Hello
I have a Deep Learning model written in CUDA C++.
The way the layers in the model are called is within a for loop.
I am looking for a way to get the layer specific runtime and kernel metrics for each layer using either CUPTI or maybe if there is another way that would make it possible.
For example, following could be the code snippet:
…
for(idx = 0; idx < numLayers; idx++){
someCpuFunc();
DLModel.predict(in[idx],out[idx]);
someCpuFunc();
}
…
In the above example, the functio DLModel.predict(idx) is as follows:
…
void predict(double* in, double* out){
someCpuFunc();
//cudaMalloc calls
//cudaMemCpy calls
layerKernel<<<G,B,T>>>(args);
someCpuFunc();
}
…
In the above example, you can see that the kernel is being called at each layer, and what I want is to get the runtime of this kernel at each call and the metrics relevant to its call.
Could someone recommend a way this can be accomplished?
Should I use Nsight Compute or Nsight Systems for this?

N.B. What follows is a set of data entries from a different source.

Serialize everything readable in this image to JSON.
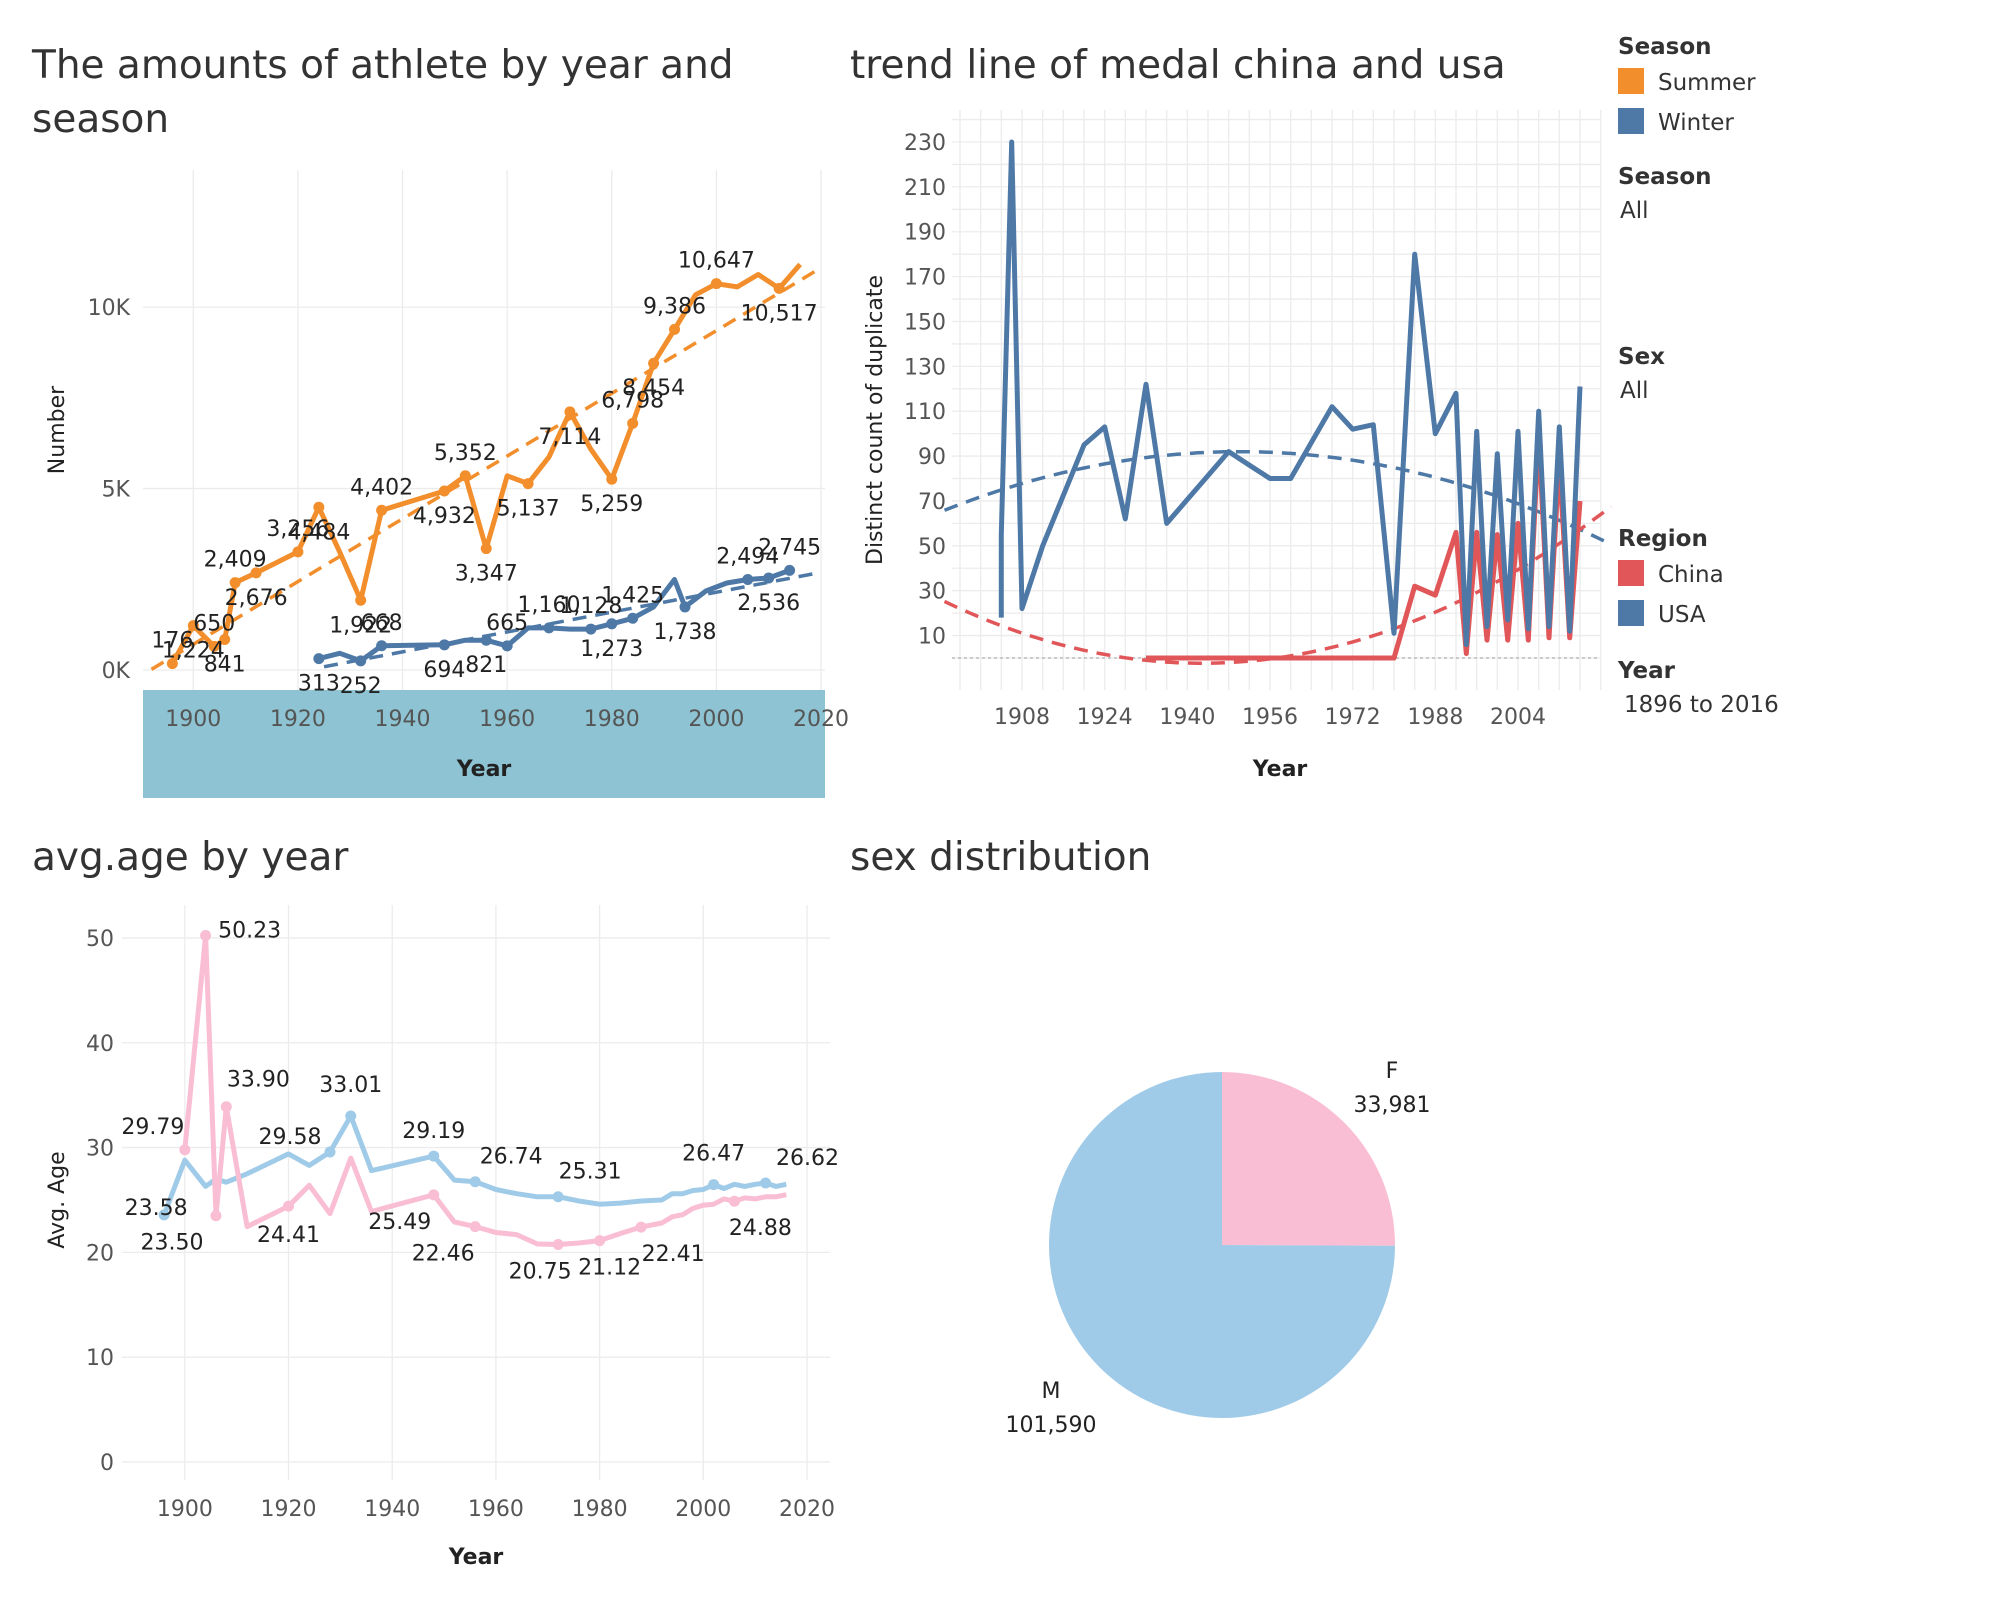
{
  "colors": {
    "summer": "#F28E2B",
    "winter": "#4E79A7",
    "china": "#E15759",
    "usa": "#4E79A7",
    "female": "#F9BED3",
    "male": "#A0CBE8",
    "year_band": "#8DC3D2"
  },
  "legend": {
    "season_title": "Season",
    "season_items": [
      {
        "label": "Summer",
        "color": "#F28E2B"
      },
      {
        "label": "Winter",
        "color": "#4E79A7"
      }
    ],
    "season_filter_title": "Season",
    "season_filter_value": "All",
    "sex_filter_title": "Sex",
    "sex_filter_value": "All",
    "region_title": "Region",
    "region_items": [
      {
        "label": "China",
        "color": "#E15759"
      },
      {
        "label": "USA",
        "color": "#4E79A7"
      }
    ],
    "year_filter_title": "Year",
    "year_filter_value": "1896 to 2016"
  },
  "chart_data": [
    {
      "type": "line",
      "title": "The amounts of athlete by year and season",
      "xlabel": "Year",
      "ylabel": "Number",
      "xlim": [
        1890,
        2020
      ],
      "ylim": [
        0,
        14000
      ],
      "xticks": [
        1900,
        1920,
        1940,
        1960,
        1980,
        2000,
        2020
      ],
      "yticks": [
        {
          "value": 0,
          "label": "0K"
        },
        {
          "value": 5000,
          "label": "5K"
        },
        {
          "value": 10000,
          "label": "10K"
        }
      ],
      "trend_lines": "linear, dashed",
      "series": [
        {
          "name": "Summer",
          "x": [
            1896,
            1900,
            1904,
            1906,
            1908,
            1912,
            1920,
            1924,
            1928,
            1932,
            1936,
            1948,
            1952,
            1956,
            1960,
            1964,
            1968,
            1972,
            1976,
            1980,
            1984,
            1988,
            1992,
            1996,
            2000,
            2004,
            2008,
            2012,
            2016
          ],
          "y": [
            176,
            1224,
            650,
            841,
            2409,
            2676,
            3256,
            4484,
            3246,
            1922,
            4402,
            4932,
            5352,
            3347,
            5352,
            5137,
            5874,
            7114,
            6084,
            5259,
            6798,
            8454,
            9386,
            10339,
            10647,
            10557,
            10899,
            10517,
            11179
          ],
          "labels": [
            "176",
            "1,224",
            "650",
            "841",
            "2,409",
            "2,676",
            "3,256",
            "4,484",
            "",
            "1,922",
            "4,402",
            "4,932",
            "5,352",
            "3,347",
            "",
            "5,137",
            "",
            "7,114",
            "",
            "5,259",
            "6,798",
            "8,454",
            "9,386",
            "",
            "10,647",
            "",
            "",
            "10,517",
            ""
          ]
        },
        {
          "name": "Winter",
          "x": [
            1924,
            1928,
            1932,
            1936,
            1948,
            1952,
            1956,
            1960,
            1964,
            1968,
            1972,
            1976,
            1980,
            1984,
            1988,
            1992,
            1994,
            1998,
            2002,
            2006,
            2010,
            2014
          ],
          "y": [
            313,
            460,
            252,
            668,
            694,
            821,
            821,
            665,
            1160,
            1160,
            1128,
            1128,
            1273,
            1425,
            1738,
            2494,
            1738,
            2176,
            2399,
            2494,
            2536,
            2745
          ],
          "labels": [
            "313",
            "",
            "252",
            "668",
            "694",
            "",
            "821",
            "665",
            "",
            "1,160",
            "",
            "1,128",
            "1,273",
            "1,425",
            "",
            "",
            "1,738",
            "",
            "",
            "2,494",
            "2,536",
            "2,745"
          ]
        }
      ]
    },
    {
      "type": "line",
      "title": "trend line of medal china and usa",
      "xlabel": "Year",
      "ylabel": "Distinct count of duplicate",
      "xlim": [
        1896,
        2016
      ],
      "ylim": [
        0,
        230
      ],
      "xticks": [
        1908,
        1924,
        1940,
        1956,
        1972,
        1988,
        2004
      ],
      "yticks": [
        10,
        30,
        50,
        70,
        90,
        110,
        130,
        150,
        170,
        190,
        210,
        230
      ],
      "trend_lines": "polynomial, dashed",
      "series": [
        {
          "name": "USA",
          "x": [
            1904,
            1904,
            1906,
            1908,
            1912,
            1920,
            1924,
            1928,
            1932,
            1936,
            1948,
            1952,
            1956,
            1960,
            1964,
            1968,
            1972,
            1976,
            1980,
            1984,
            1988,
            1992,
            1994,
            1996,
            1998,
            2000,
            2002,
            2004,
            2006,
            2008,
            2010,
            2012,
            2014,
            2016
          ],
          "y": [
            18,
            55,
            230,
            22,
            50,
            95,
            103,
            62,
            122,
            60,
            92,
            86,
            80,
            80,
            96,
            112,
            102,
            104,
            11,
            180,
            100,
            118,
            6,
            101,
            14,
            91,
            17,
            101,
            13,
            110,
            14,
            103,
            12,
            121
          ]
        },
        {
          "name": "China",
          "x": [
            1932,
            1936,
            1948,
            1952,
            1956,
            1960,
            1964,
            1968,
            1972,
            1976,
            1980,
            1984,
            1988,
            1992,
            1994,
            1996,
            1998,
            2000,
            2002,
            2004,
            2006,
            2008,
            2010,
            2012,
            2014,
            2016
          ],
          "y": [
            0,
            0,
            0,
            0,
            0,
            0,
            0,
            0,
            0,
            0,
            0,
            32,
            28,
            56,
            2,
            56,
            8,
            55,
            8,
            60,
            8,
            100,
            9,
            88,
            9,
            70
          ]
        }
      ]
    },
    {
      "type": "line",
      "title": "avg.age by year",
      "xlabel": "Year",
      "ylabel": "Avg. Age",
      "xlim": [
        1890,
        2020
      ],
      "ylim": [
        0,
        52
      ],
      "xticks": [
        1900,
        1920,
        1940,
        1960,
        1980,
        2000,
        2020
      ],
      "yticks": [
        0,
        10,
        20,
        30,
        40,
        50
      ],
      "series": [
        {
          "name": "M",
          "x": [
            1896,
            1900,
            1904,
            1906,
            1908,
            1912,
            1920,
            1924,
            1928,
            1932,
            1936,
            1948,
            1952,
            1956,
            1960,
            1964,
            1968,
            1972,
            1976,
            1980,
            1984,
            1988,
            1992,
            1994,
            1996,
            1998,
            2000,
            2002,
            2004,
            2006,
            2008,
            2010,
            2012,
            2014,
            2016
          ],
          "y": [
            23.58,
            28.8,
            26.3,
            27.0,
            26.7,
            27.5,
            29.4,
            28.3,
            29.58,
            33.01,
            27.8,
            29.19,
            26.9,
            26.74,
            26.0,
            25.6,
            25.3,
            25.31,
            24.9,
            24.6,
            24.7,
            24.9,
            25.0,
            25.6,
            25.6,
            25.9,
            26.0,
            26.47,
            26.1,
            26.5,
            26.3,
            26.5,
            26.62,
            26.3,
            26.5
          ],
          "labels": [
            "23.58",
            "",
            "",
            "",
            "",
            "",
            "",
            "",
            "29.58",
            "33.01",
            "",
            "29.19",
            "",
            "26.74",
            "",
            "",
            "",
            "25.31",
            "",
            "",
            "",
            "",
            "",
            "",
            "",
            "",
            "",
            "26.47",
            "",
            "",
            "",
            "",
            "26.62",
            "",
            ""
          ]
        },
        {
          "name": "F",
          "x": [
            1900,
            1904,
            1906,
            1908,
            1912,
            1920,
            1924,
            1928,
            1932,
            1936,
            1948,
            1952,
            1956,
            1960,
            1964,
            1968,
            1972,
            1976,
            1980,
            1984,
            1988,
            1992,
            1994,
            1996,
            1998,
            2000,
            2002,
            2004,
            2006,
            2008,
            2010,
            2012,
            2014,
            2016
          ],
          "y": [
            29.79,
            50.23,
            23.5,
            33.9,
            22.46,
            24.41,
            26.4,
            23.7,
            29.0,
            23.9,
            25.49,
            22.9,
            22.46,
            21.9,
            21.7,
            20.8,
            20.75,
            20.9,
            21.12,
            21.8,
            22.41,
            22.8,
            23.4,
            23.6,
            24.2,
            24.5,
            24.6,
            25.1,
            24.88,
            25.2,
            25.1,
            25.3,
            25.3,
            25.5
          ],
          "labels": [
            "29.79",
            "50.23",
            "23.50",
            "33.90",
            "",
            "24.41",
            "",
            "",
            "",
            "",
            "25.49",
            "",
            "22.46",
            "",
            "",
            "",
            "20.75",
            "",
            "21.12",
            "",
            "22.41",
            "",
            "",
            "",
            "",
            "",
            "",
            "",
            "24.88",
            "",
            "",
            "",
            "",
            ""
          ]
        }
      ]
    },
    {
      "type": "pie",
      "title": "sex distribution",
      "slices": [
        {
          "label": "F",
          "value": 33981,
          "value_label": "33,981",
          "color": "#F9BED3"
        },
        {
          "label": "M",
          "value": 101590,
          "value_label": "101,590",
          "color": "#A0CBE8"
        }
      ]
    }
  ]
}
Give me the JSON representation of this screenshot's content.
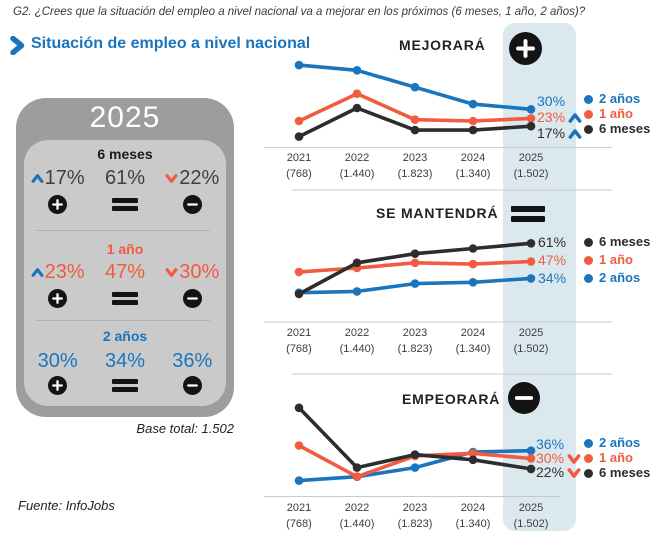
{
  "question": "G2. ¿Crees que la situación del empleo a nivel nacional va a mejorar en los próximos (6 meses, 1 año, 2 años)?",
  "title": "Situación de empleo a nivel nacional",
  "base_total": "Base total: 1.502",
  "source": "Fuente: InfoJobs",
  "colors": {
    "blue": "#1b75bc",
    "orange": "#f15b40",
    "dark": "#2d2d2d",
    "band": "#dbe9ef",
    "box_outer": "#9d9d9d",
    "box_inner": "#cacaca",
    "number_dark": "#3f3f3f"
  },
  "summary_box": {
    "year": "2025",
    "sections": [
      {
        "label": "6 meses",
        "color": "dark",
        "values": [
          {
            "value": "17%",
            "chevron": "up"
          },
          {
            "value": "61%"
          },
          {
            "value": "22%",
            "chevron": "down"
          }
        ]
      },
      {
        "label": "1 año",
        "color": "orange",
        "values": [
          {
            "value": "23%",
            "chevron": "up"
          },
          {
            "value": "47%"
          },
          {
            "value": "30%",
            "chevron": "down"
          }
        ]
      },
      {
        "label": "2 años",
        "color": "blue",
        "values": [
          {
            "value": "30%"
          },
          {
            "value": "34%"
          },
          {
            "value": "36%"
          }
        ]
      }
    ]
  },
  "chart_data": {
    "type": "line",
    "x_years": [
      "2021",
      "2022",
      "2023",
      "2024",
      "2025"
    ],
    "x_bases": [
      "(768)",
      "(1.440)",
      "(1.823)",
      "(1.340)",
      "(1.502)"
    ],
    "ylim": [
      0,
      75
    ],
    "grid": false,
    "highlight_column": "2025",
    "charts": [
      {
        "title": "MEJORARÁ",
        "icon": "plus-circle",
        "series": [
          {
            "name": "2 años",
            "color": "blue",
            "values": [
              64,
              60,
              47,
              34,
              30
            ]
          },
          {
            "name": "1 año",
            "color": "orange",
            "values": [
              21,
              42,
              22,
              21,
              23
            ]
          },
          {
            "name": "6 meses",
            "color": "dark",
            "values": [
              9,
              31,
              14,
              14,
              17
            ]
          }
        ],
        "end_labels": [
          {
            "text": "30%",
            "color": "blue"
          },
          {
            "text": "23%",
            "color": "orange",
            "chevron": "up"
          },
          {
            "text": "17%",
            "color": "dark",
            "chevron": "up"
          }
        ],
        "legend": [
          {
            "label": "2 años",
            "color": "blue"
          },
          {
            "label": "1 año",
            "color": "orange"
          },
          {
            "label": "6 meses",
            "color": "dark"
          }
        ]
      },
      {
        "title": "SE MANTENDRÁ",
        "icon": "equals",
        "series": [
          {
            "name": "6 meses",
            "color": "dark",
            "values": [
              22,
              46,
              53,
              57,
              61
            ]
          },
          {
            "name": "1 año",
            "color": "orange",
            "values": [
              39,
              42,
              46,
              45,
              47
            ]
          },
          {
            "name": "2 años",
            "color": "blue",
            "values": [
              23,
              24,
              30,
              31,
              34
            ]
          }
        ],
        "end_labels": [
          {
            "text": "61%",
            "color": "dark"
          },
          {
            "text": "47%",
            "color": "orange"
          },
          {
            "text": "34%",
            "color": "blue"
          }
        ],
        "legend": [
          {
            "label": "6 meses",
            "color": "dark"
          },
          {
            "label": "1 año",
            "color": "orange"
          },
          {
            "label": "2 años",
            "color": "blue"
          }
        ]
      },
      {
        "title": "EMPEORARÁ",
        "icon": "minus-circle",
        "series": [
          {
            "name": "2 años",
            "color": "blue",
            "values": [
              13,
              16,
              23,
              35,
              36
            ]
          },
          {
            "name": "1 año",
            "color": "orange",
            "values": [
              40,
              16,
              32,
              34,
              30
            ]
          },
          {
            "name": "6 meses",
            "color": "dark",
            "values": [
              69,
              23,
              33,
              29,
              22
            ]
          }
        ],
        "end_labels": [
          {
            "text": "36%",
            "color": "blue"
          },
          {
            "text": "30%",
            "color": "orange",
            "chevron": "down"
          },
          {
            "text": "22%",
            "color": "dark",
            "chevron": "down"
          }
        ],
        "legend": [
          {
            "label": "2 años",
            "color": "blue"
          },
          {
            "label": "1 año",
            "color": "orange"
          },
          {
            "label": "6 meses",
            "color": "dark"
          }
        ]
      }
    ]
  }
}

Also, if I end up making NVTX instrumentation for this to have NVTX range surrounding the predict() function you saw above, would it give me the exact runtime of the kernels? I say this because I have a bunch of CPU and GPU activity intermingled inside the predict() function.
Would really appreciate help on this.
Looking forward to this :)
Thanks
Lakshay